1. Mise à la consultation du public avant adoption de deux arrêtés établissant respectivement la liste des invertébrés et végétaux marins protégés.

Sont actuellement soumis à la consultation du public [2] :

- Un nouvel arrêté national fixant la liste des invertébrés de la faune marine protégés sur l’ensemble du territoire national et les modalités de leur protection [3], et qui a vocation à abroger l’arrêté du 20 décembre 2004 fixant la liste des animaux de la faune marine protégés sur l’ensemble du territoire ;

- Un nouvel arrêté fixant la liste des espèces végétales marines protégées sur l’ensemble du territoire national et les modalités de leur protection [4]. Cet arrêté abrogera l’arrêté du 19 juillet 1988 relatif à la liste des espèces végétales marines protégées.

Les contributions relatives à chacun de ces projets peuvent ainsi être adressées par le public, respectivement jusqu’au 8 et 13 mars 2023.

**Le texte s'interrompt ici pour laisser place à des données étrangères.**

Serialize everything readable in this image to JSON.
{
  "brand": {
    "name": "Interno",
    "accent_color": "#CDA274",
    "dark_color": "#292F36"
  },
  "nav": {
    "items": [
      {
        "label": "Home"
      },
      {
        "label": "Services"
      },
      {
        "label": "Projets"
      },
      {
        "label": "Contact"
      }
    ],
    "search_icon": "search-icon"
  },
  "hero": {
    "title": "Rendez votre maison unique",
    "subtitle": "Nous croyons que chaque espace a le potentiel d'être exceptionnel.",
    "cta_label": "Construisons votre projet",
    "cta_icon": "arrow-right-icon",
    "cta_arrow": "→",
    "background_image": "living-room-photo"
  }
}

L’ajout des espèces concernées au rang de celles bénéficiant du régime de protection prévue à l’article L411-1 du Code de l’environnement leur permettra ainsi de bénéficier d’un régime d’interdictions qui concernent aussi bien les individus (notamment la destruction ou la perturbation des individus pour la faune, ou encore, la coupe, la mutilation, l’arrachage, l’altération, ou la cueillette pour la flore) que leurs habitats.

Cette inscription témoigne d’une considération accrue portée aux invertébrés, qui jusqu’alors souffrait d’une sous-représentation dans les listes de protection, alors même que celle-ci est en partie tributaire de la disponibilité de données suffisantes sur ces espèces.

Néanmoins, le nombre croissant d’espèces dont l’inscription est prévue - respectivement 49 espèces d’invertébrés de la faune marine contre 6 espèces à l’heure actuelle, ainsi que 36 espèces végétales marines contre 2 espèces auparavant - ne constitue en réalité qu’une traduction juridique du constat alarmant de dégradation de nos écosystèmes marins, et de l’état de conservation de leurs habitants.

2. Une actualisation des listes d’espèces protégées prenant en compte la liste rouge des espèces menacées.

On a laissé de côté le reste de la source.